By default, OTel is using Baggage and Trace Context,
which are two specifications that allow us to pass down tracing information through
multiple services. As seen in the Trace Context, the traceparent
HTTP header
is formed as follows:
version-format = trace-id "-" parent-id "-" trace-flags
trace-id = 32HEXDIGLC ; 16 bytes array identifier. All zeroes forbidden
parent-id = 16HEXDIGLC ; 8 bytes array identifier. All zeroes forbidden
trace-flags = 2HEXDIGLC ; 8 bit flags. Currently, only one bit is used.
As you might be thinking, this doesn’t seem that hard to generate. And that’s what
we will do. The following commands generate and print a traceparent
for us, and
then passes it onto the request.
$ trace_id="$(cat /dev/urandom | gtr -dc 'a-f0-9' | fold -w 32 | head -n 1)"
$ parent_id="00$(cat /dev/urandom | gtr -dc 'a-f0-9' | fold -w 14 | head -n 1)"
$ trace_parent="00-$trace_id-$parent_id-01"
$ echo $trace_parent
00-8ef0da10cfb0183cdf8fcbe89b778bf6-0040a998f29eaaa3-01
$ curl -H "Traceparent: $trace_parent" "http://127.0.0.1:8080/?text=capybara"
arabypac
If we now go to the Jaeger UI, and search for the trace_id
, which, in this case,
is 8ef0da10cfb0183cdf8fcbe89b778bf6
, we will be able to find the exact request
we’ve done with all the steps along the way. Since we created a span inside a recursive
function, we can even see each iteration.

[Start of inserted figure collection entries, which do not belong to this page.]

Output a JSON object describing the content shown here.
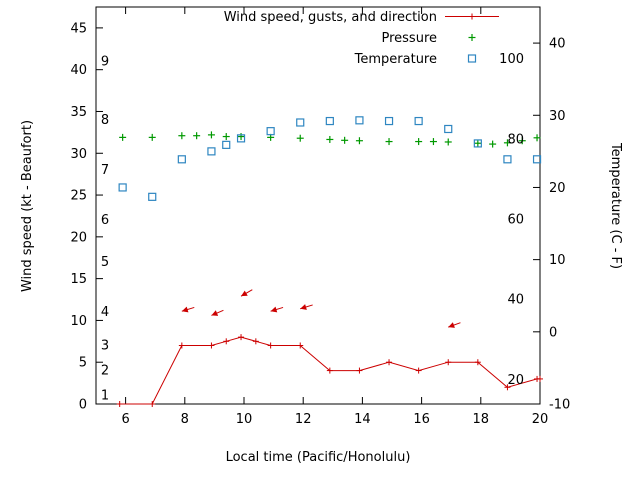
{
  "chart_data": {
    "type": "line",
    "title": "",
    "xlabel": "Local time (Pacific/Honolulu)",
    "ylabel_left": "Wind speed (kt - Beaufort)",
    "ylabel_right": "Temperature (C - F)",
    "xlim": [
      5,
      20
    ],
    "ylim_left": [
      0,
      47.5
    ],
    "ylim_right": [
      -10,
      45
    ],
    "x_ticks": [
      6,
      8,
      10,
      12,
      14,
      16,
      18,
      20
    ],
    "y_ticks_left": [
      0,
      5,
      10,
      15,
      20,
      25,
      30,
      35,
      40,
      45
    ],
    "y_ticks_right": [
      -10,
      0,
      10,
      20,
      30,
      40
    ],
    "grid": false,
    "legend_position": "top-right-inside",
    "beaufort_scale_labels": [
      {
        "label": "1",
        "kt": 1
      },
      {
        "label": "2",
        "kt": 4
      },
      {
        "label": "3",
        "kt": 7
      },
      {
        "label": "4",
        "kt": 11
      },
      {
        "label": "5",
        "kt": 17
      },
      {
        "label": "6",
        "kt": 22
      },
      {
        "label": "7",
        "kt": 28
      },
      {
        "label": "8",
        "kt": 34
      },
      {
        "label": "9",
        "kt": 41
      }
    ],
    "fahrenheit_scale_labels": [
      {
        "label": "20",
        "f": 20
      },
      {
        "label": "40",
        "f": 40
      },
      {
        "label": "60",
        "f": 60
      },
      {
        "label": "80",
        "f": 80
      },
      {
        "label": "100",
        "f": 100
      }
    ],
    "legend": [
      {
        "label": "Wind speed, gusts, and direction",
        "marker": "line-plus",
        "color": "#cc0000"
      },
      {
        "label": "Pressure",
        "marker": "plus",
        "color": "#009900"
      },
      {
        "label": "Temperature",
        "marker": "open-square",
        "color": "#2e86c1"
      }
    ],
    "series": [
      {
        "name": "wind_speed",
        "axis": "left",
        "unit": "kt",
        "color": "#cc0000",
        "style": "line-plus",
        "points": [
          [
            5.8,
            0
          ],
          [
            6.9,
            0
          ],
          [
            7.9,
            7
          ],
          [
            8.9,
            7
          ],
          [
            9.4,
            7.5
          ],
          [
            9.9,
            8
          ],
          [
            10.4,
            7.5
          ],
          [
            10.9,
            7
          ],
          [
            11.9,
            7
          ],
          [
            12.9,
            4
          ],
          [
            13.9,
            4
          ],
          [
            14.9,
            5
          ],
          [
            15.9,
            4
          ],
          [
            16.9,
            5
          ],
          [
            17.9,
            5
          ],
          [
            18.9,
            2
          ],
          [
            19.9,
            3
          ],
          [
            20,
            3
          ]
        ]
      },
      {
        "name": "wind_gust_direction",
        "axis": "left",
        "unit": "kt",
        "color": "#cc0000",
        "style": "vector",
        "vectors": [
          [
            7.9,
            11.1,
            197
          ],
          [
            8.9,
            10.6,
            203
          ],
          [
            9.9,
            12.9,
            210
          ],
          [
            10.9,
            11.1,
            197
          ],
          [
            11.9,
            11.4,
            197
          ],
          [
            16.9,
            9.2,
            200
          ]
        ]
      },
      {
        "name": "pressure",
        "axis": "left",
        "unit": "left-axis-units",
        "color": "#009900",
        "style": "plus",
        "points": [
          [
            5.9,
            31.9
          ],
          [
            6.9,
            31.9
          ],
          [
            7.9,
            32.1
          ],
          [
            8.4,
            32.1
          ],
          [
            8.9,
            32.2
          ],
          [
            9.4,
            32.0
          ],
          [
            9.9,
            32.0
          ],
          [
            10.9,
            31.9
          ],
          [
            11.9,
            31.8
          ],
          [
            12.9,
            31.65
          ],
          [
            13.4,
            31.55
          ],
          [
            13.9,
            31.5
          ],
          [
            14.9,
            31.4
          ],
          [
            15.9,
            31.4
          ],
          [
            16.4,
            31.4
          ],
          [
            16.9,
            31.35
          ],
          [
            17.9,
            31.2
          ],
          [
            18.4,
            31.1
          ],
          [
            18.9,
            31.25
          ],
          [
            19.4,
            31.5
          ],
          [
            19.9,
            31.85
          ]
        ]
      },
      {
        "name": "temperature",
        "axis": "right",
        "unit": "C",
        "color": "#2e86c1",
        "style": "open-square",
        "points": [
          [
            5.9,
            20.0
          ],
          [
            6.9,
            18.7
          ],
          [
            7.9,
            23.9
          ],
          [
            8.9,
            25.0
          ],
          [
            9.4,
            25.9
          ],
          [
            9.9,
            26.8
          ],
          [
            10.9,
            27.8
          ],
          [
            11.9,
            29.0
          ],
          [
            12.9,
            29.2
          ],
          [
            13.9,
            29.3
          ],
          [
            14.9,
            29.2
          ],
          [
            15.9,
            29.2
          ],
          [
            16.9,
            28.1
          ],
          [
            17.9,
            26.1
          ],
          [
            18.9,
            23.9
          ],
          [
            19.9,
            23.9
          ]
        ]
      }
    ]
  }
}
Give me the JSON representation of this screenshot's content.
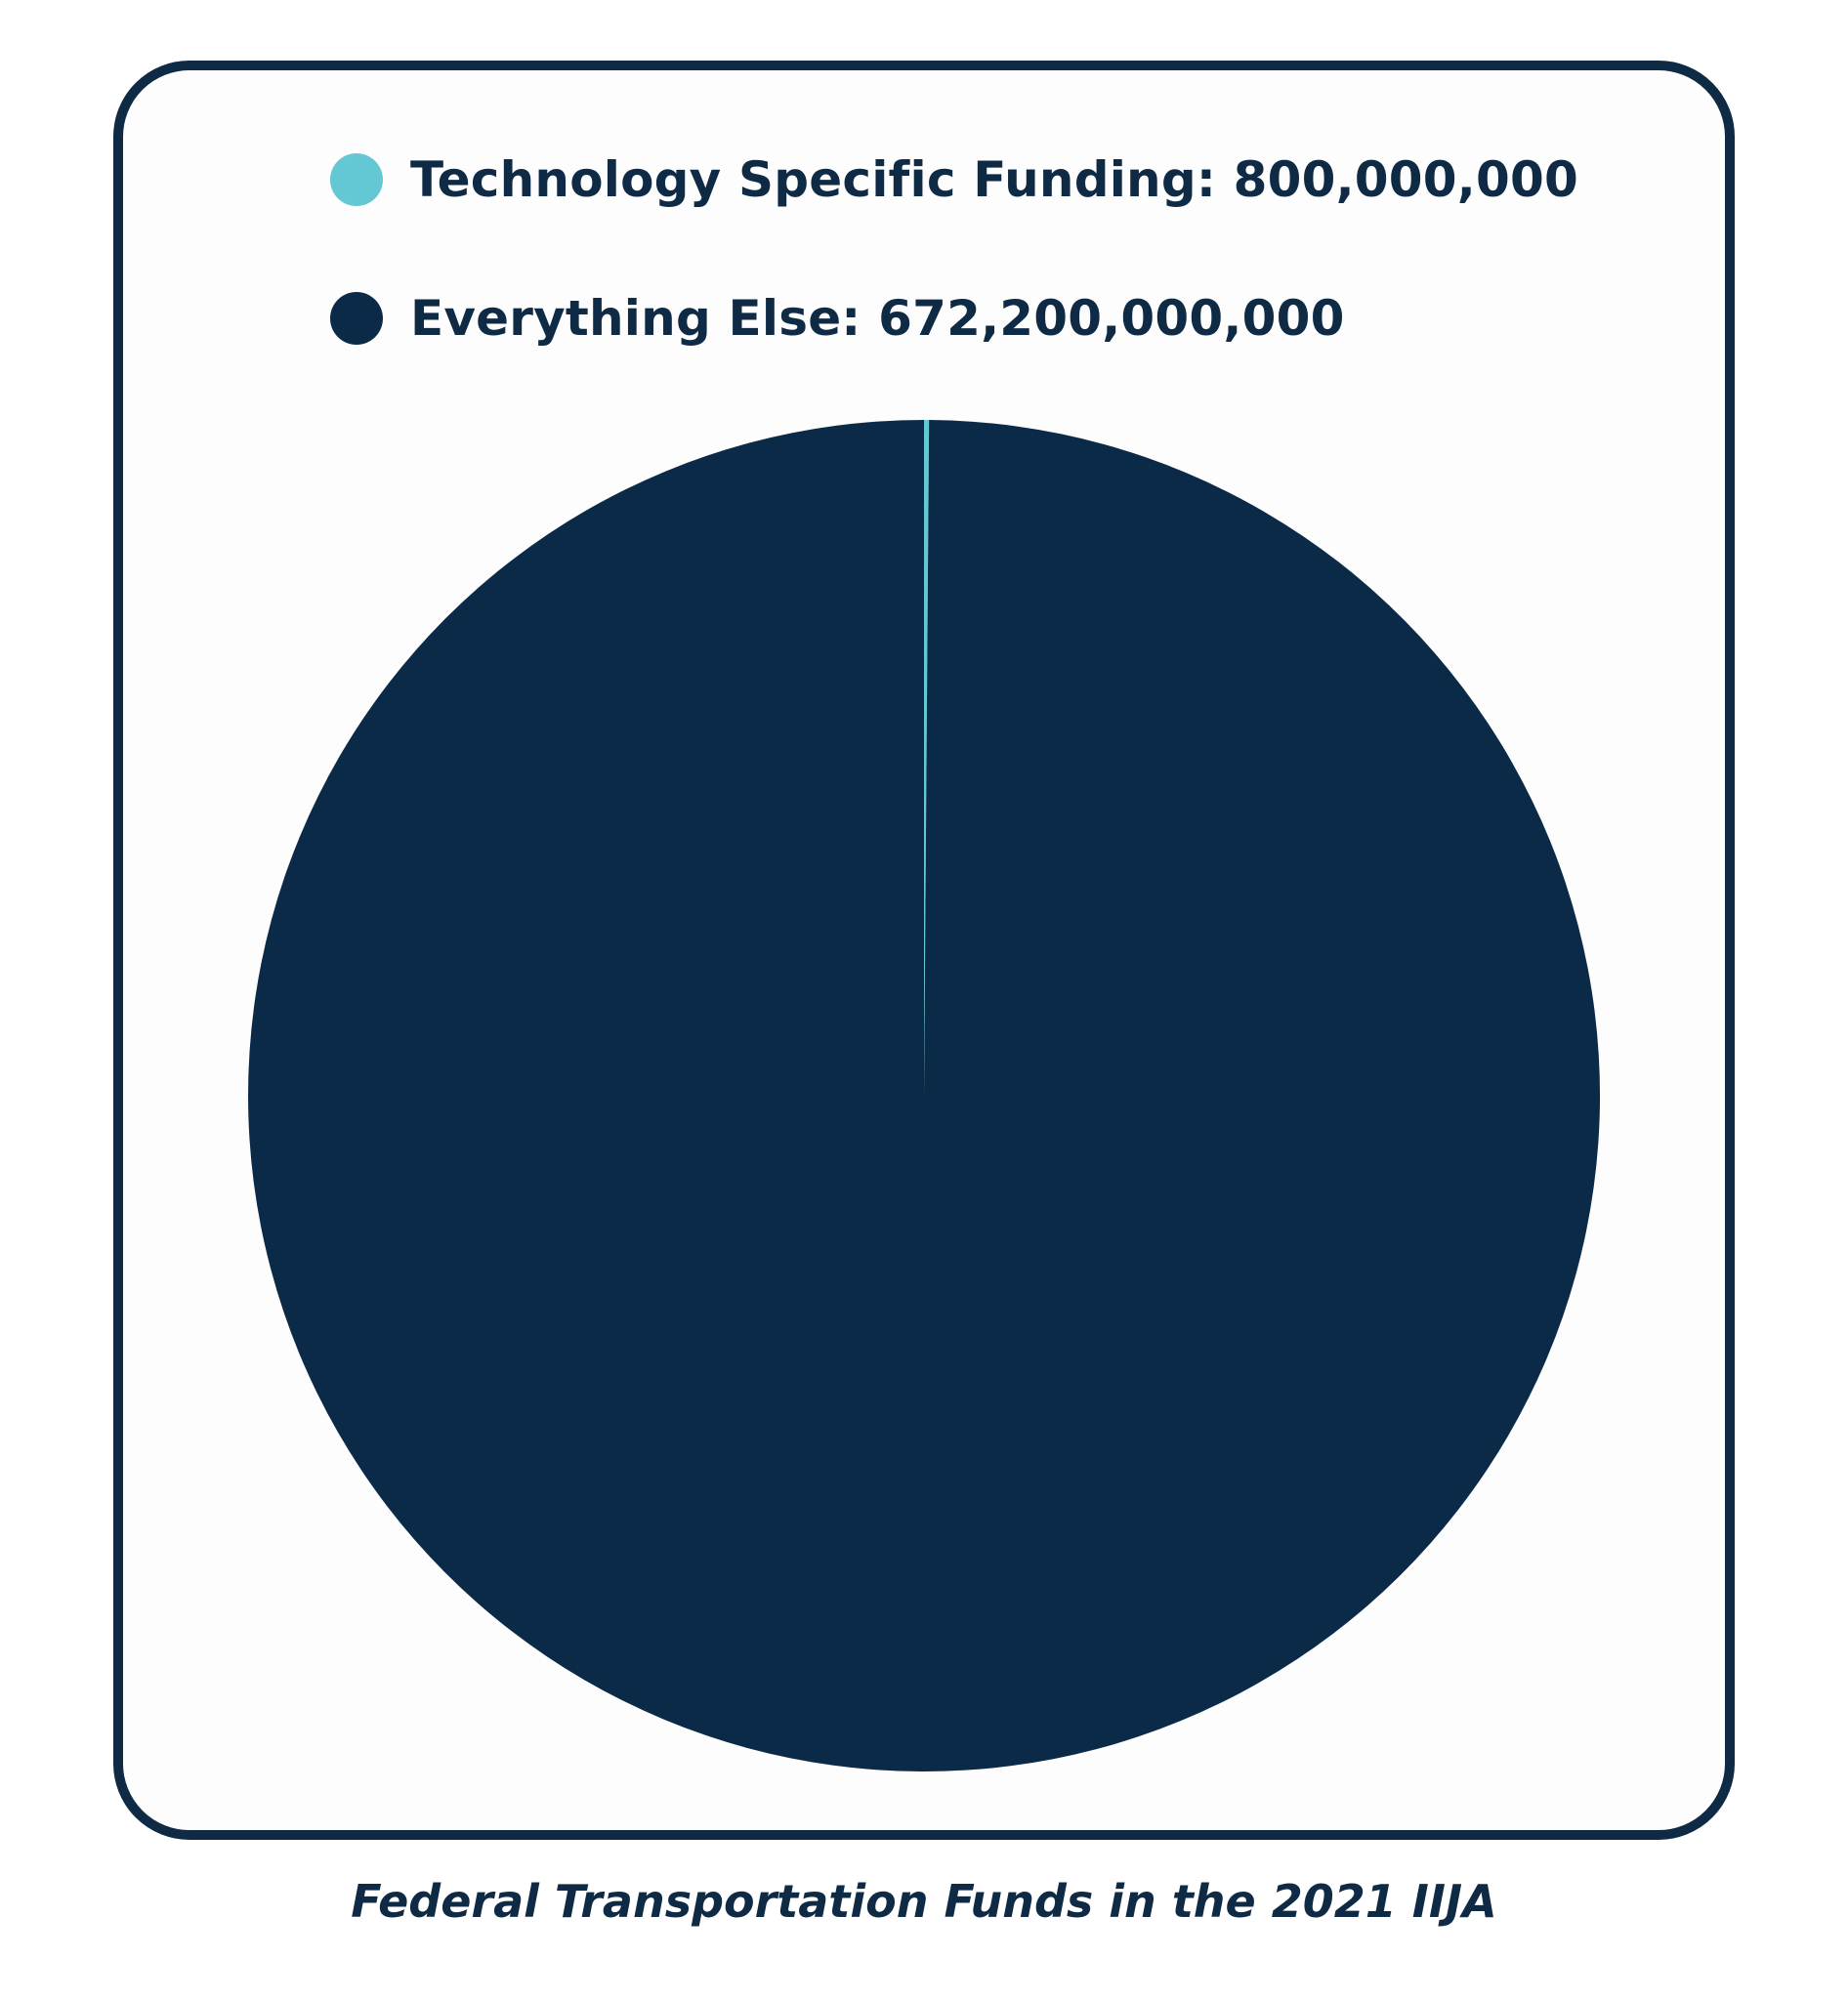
{
  "chart_data": {
    "type": "pie",
    "title": "",
    "caption": "Federal Transportation Funds in the 2021 IIJA",
    "legend_position": "top",
    "series": [
      {
        "name": "Technology Specific Funding",
        "value": 800000000,
        "label": "Technology Specific Funding: 800,000,000",
        "color": "#63c8d4"
      },
      {
        "name": "Everything Else",
        "value": 672200000000,
        "label": "Everything Else: 672,200,000,000",
        "color": "#0a2a48"
      }
    ]
  },
  "colors": {
    "frame": "#0f2a45",
    "text": "#0f2a45",
    "card_background": "#fdfdfd"
  }
}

You can imagine how this can be useful while developing some service that makes requests across different packages and other services. In addition, this can be used by multiple applications in different programming languages. The sky β οΈ is the limit now.
I really hope this article was interesting to you, and I also hope that you learned anything new. It’s been a nice time working on adding tracing to our services and I think it will make a difference since it’s now clearer where bottlenecks are.